Why Some Writers Don’t Need Another Conference—They Need Clarity
Writer’s Conferences are so helpful. It’s there we learn craft, understand the industry, network with friends who can propel your writing, and so much more.
Conferences offer connection, encouragement, and access to information that’s hard to find elsewhere. I’ve taught at them, attended them, and benefited from them. But somewhere along the way, conferences can become a substitute for clarity—and that’s where problems begin.
When a writer feels stuck, overwhelmed, or unsure, the instinct is often to gather more information. Another workshop. Another panel. Another expert voice. The hope is that the next event will unlock momentum.
Sometimes it does.
Often, it just adds noise as you drink from the firehose, go home and throw your notes and all the business crds you collected in to a drawer—promising yourself you’ll use them next time you write. Clarity doesn’t come from accumulation. It comes from discernment.
I’ve coached many writers who know a lot about publishing but are still unsure what they’re actually supposed to be writing.
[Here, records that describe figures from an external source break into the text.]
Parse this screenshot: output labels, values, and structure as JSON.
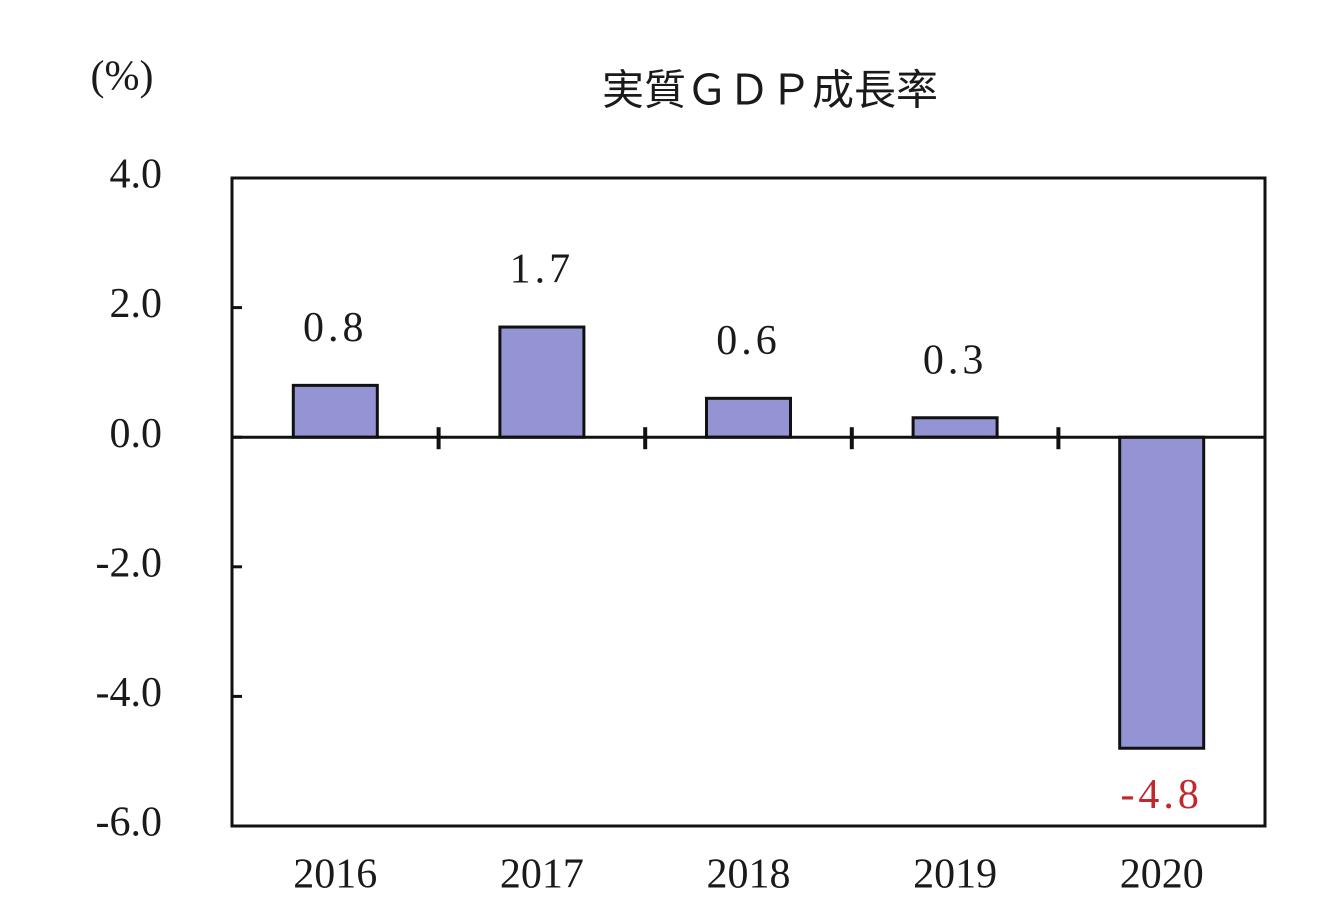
{
  "chart_data": {
    "type": "bar",
    "title": "実質ＧＤＰ成長率",
    "y_unit": "(%)",
    "categories": [
      "2016",
      "2017",
      "2018",
      "2019",
      "2020"
    ],
    "values": [
      0.8,
      1.7,
      0.6,
      0.3,
      -4.8
    ],
    "value_label_colors": [
      "#1a1a1a",
      "#1a1a1a",
      "#1a1a1a",
      "#1a1a1a",
      "#c0282d"
    ],
    "color": "#9494d4",
    "ylim": [
      -6,
      4
    ],
    "yticks": [
      {
        "value": 4,
        "label": "4.0"
      },
      {
        "value": 2,
        "label": "2.0"
      },
      {
        "value": 0,
        "label": "0.0"
      },
      {
        "value": -2,
        "label": "-2.0"
      },
      {
        "value": -4,
        "label": "-4.0"
      },
      {
        "value": -6,
        "label": "-6.0"
      }
    ],
    "grid": false
  }
}
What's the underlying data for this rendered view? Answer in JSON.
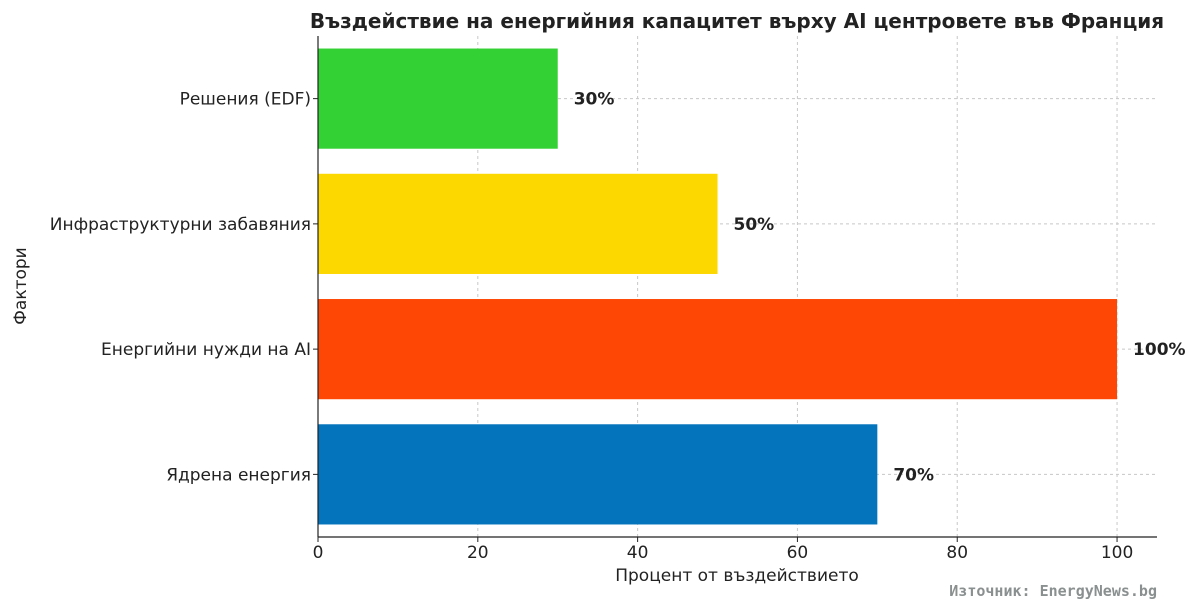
{
  "chart_data": {
    "type": "bar",
    "orientation": "horizontal",
    "title": "Въздействие на енергийния капацитет върху AI центровете във Франция",
    "xlabel": "Процент от въздействието",
    "ylabel": "Фактори",
    "categories": [
      "Ядрена енергия",
      "Енергийни нужди на AI",
      "Инфраструктурни забавяния",
      "Решения (EDF)"
    ],
    "values": [
      70,
      100,
      50,
      30
    ],
    "value_labels": [
      "70%",
      "100%",
      "50%",
      "30%"
    ],
    "colors": [
      "#0474bc",
      "#fe4704",
      "#fdd700",
      "#33d134"
    ],
    "xlim": [
      0,
      105
    ],
    "xticks": [
      0,
      20,
      40,
      60,
      80,
      100
    ],
    "grid": true
  },
  "source": "Източник: EnergyNews.bg"
}
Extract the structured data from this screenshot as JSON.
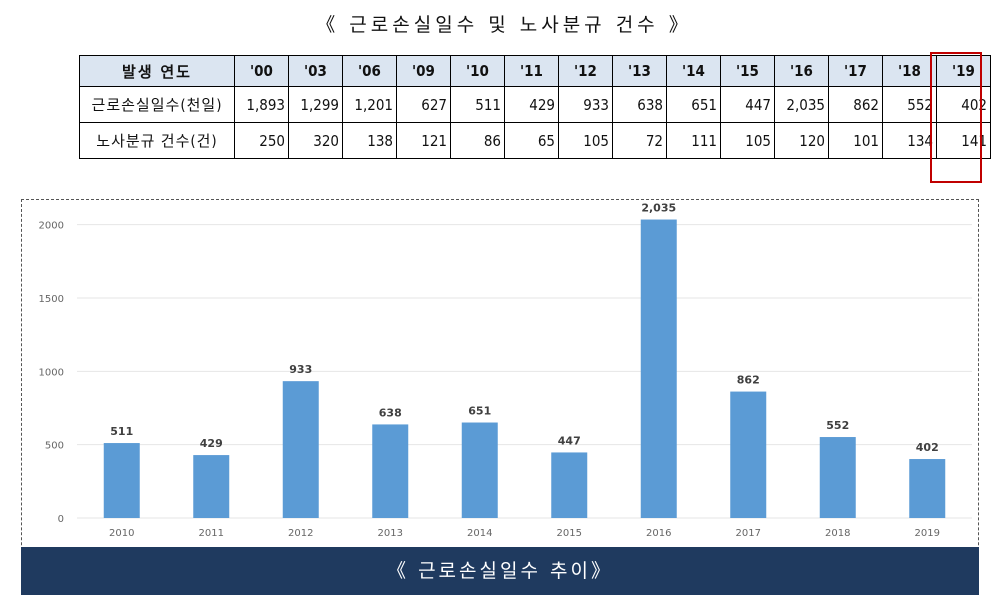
{
  "page_title": "《 근로손실일수 및 노사분규 건수 》",
  "table": {
    "header_label": "발생 연도",
    "years": [
      "'00",
      "'03",
      "'06",
      "'09",
      "'10",
      "'11",
      "'12",
      "'13",
      "'14",
      "'15",
      "'16",
      "'17",
      "'18",
      "'19"
    ],
    "rows": [
      {
        "label": "근로손실일수(천일)",
        "values": [
          "1,893",
          "1,299",
          "1,201",
          "627",
          "511",
          "429",
          "933",
          "638",
          "651",
          "447",
          "2,035",
          "862",
          "552",
          "402"
        ]
      },
      {
        "label": "노사분규 건수(건)",
        "values": [
          "250",
          "320",
          "138",
          "121",
          "86",
          "65",
          "105",
          "72",
          "111",
          "105",
          "120",
          "101",
          "134",
          "141"
        ]
      }
    ],
    "highlight_year": "'19",
    "highlight_color": "#c00000",
    "header_bg": "#dbe5f1"
  },
  "chart_data": {
    "type": "bar",
    "categories": [
      "2010",
      "2011",
      "2012",
      "2013",
      "2014",
      "2015",
      "2016",
      "2017",
      "2018",
      "2019"
    ],
    "values": [
      511,
      429,
      933,
      638,
      651,
      447,
      2035,
      862,
      552,
      402
    ],
    "data_labels": [
      "511",
      "429",
      "933",
      "638",
      "651",
      "447",
      "2,035",
      "862",
      "552",
      "402"
    ],
    "yticks": [
      0,
      500,
      1000,
      1500,
      2000
    ],
    "ylim": [
      0,
      2100
    ],
    "grid": true,
    "bar_color": "#5b9bd5",
    "title": "",
    "xlabel": "",
    "ylabel": ""
  },
  "caption": "《 근로손실일수 추이》",
  "caption_bg": "#1f3a5f"
}
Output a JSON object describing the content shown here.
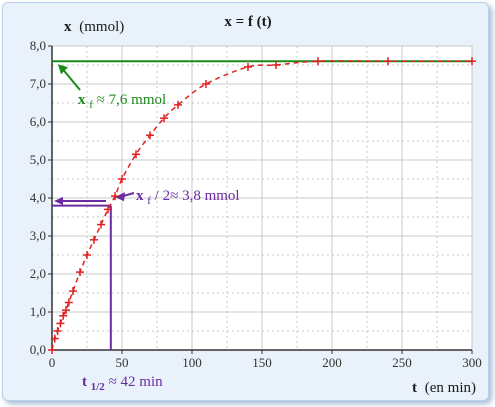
{
  "chart_data": {
    "type": "scatter",
    "title": "x = f (t)",
    "xlabel_symbol": "t",
    "xlabel_unit": "(en min)",
    "ylabel_symbol": "x",
    "ylabel_unit": "(mmol)",
    "xlim": [
      0,
      300
    ],
    "ylim": [
      0,
      8
    ],
    "x_ticks": [
      0,
      50,
      100,
      150,
      200,
      250,
      300
    ],
    "y_ticks": [
      0,
      1,
      2,
      3,
      4,
      5,
      6,
      7,
      8
    ],
    "y_tick_labels": [
      "0,0",
      "1,0",
      "2,0",
      "3,0",
      "4,0",
      "5,0",
      "6,0",
      "7,0",
      "8,0"
    ],
    "grid": true,
    "series": [
      {
        "marker": "+",
        "line": "dashed",
        "color": "#e02020",
        "x": [
          0,
          2,
          4,
          6,
          8,
          10,
          12,
          15,
          20,
          25,
          30,
          35,
          40,
          45,
          50,
          60,
          70,
          80,
          90,
          110,
          140,
          160,
          190,
          240,
          300
        ],
        "y": [
          0.0,
          0.3,
          0.5,
          0.7,
          0.9,
          1.05,
          1.25,
          1.55,
          2.05,
          2.5,
          2.9,
          3.3,
          3.7,
          4.05,
          4.5,
          5.15,
          5.65,
          6.1,
          6.45,
          7.0,
          7.45,
          7.5,
          7.6,
          7.6,
          7.6
        ]
      }
    ],
    "asymptote": {
      "y": 7.6,
      "color": "#1a8a1a",
      "label_symbol": "x",
      "label_sub": "f",
      "label_text": "≈ 7,6 mmol"
    },
    "half_reaction": {
      "y": 3.8,
      "x": 42,
      "color": "#6a2aa0",
      "label_symbol": "x",
      "label_sub": "f",
      "label_text": " / 2≈ 3,8 mmol",
      "t_symbol": "t",
      "t_sub": "1/2",
      "t_text": " ≈ 42 min"
    },
    "colors": {
      "frame_bg": "#e9f2fb",
      "plot_bg": "#ffffff",
      "grid": "#c8c8c8",
      "axis": "#333333"
    }
  }
}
They understand the industry but haven’t yet named their assignment. Without that clarity, more information only deepens confusion.
Conferences can’t tell you:
- which story you’re meant to steward right now.
- how much capacity you truly have in this season.
- what pace is “faithful” for your life.
Those answers come from paying attention—to the Holy Spirit, to your life, to the fruit and resistance you’re experiencing.
Another hidden cost of constant learning is procrastination disguised as preparation. It feels productive to register for events, take notes, and network. But learning without application can become avoidance. After all, if you’re always preparing, you never have to risk finishing, right?.
But hey, at some point, clarity requires commitment. Not to a career plan, but to a direction. One project. One season. One faithful step, that’s all. You don’t need certainty about the next ten years. You need enough clarity to take the next action.
That might mean writing instead of attending. Revising instead of pitching. Resting instead of striving. Forgive me any of you conference directors, but it might even mean skipping a conference—not because learning is bad, but because obedience looks quieter right now.
The writers who grow most steadily aren’t always the most connected or informed. They’re the ones who stop chasing permission and start practicing faithfulness. They choose depth over breadth. Completion over accumulation.
If you’re considering another conference, ask yourself:
- What am I hoping this will solve?
- Is there something I already know but haven’t done?
- Would clarity come faster if I stayed home and listened?
Sometimes the most faithful next step isn’t more input—it’s trust. Clarity doesn’t shout. It settles. And once it does, the path forward becomes surprisingly simple.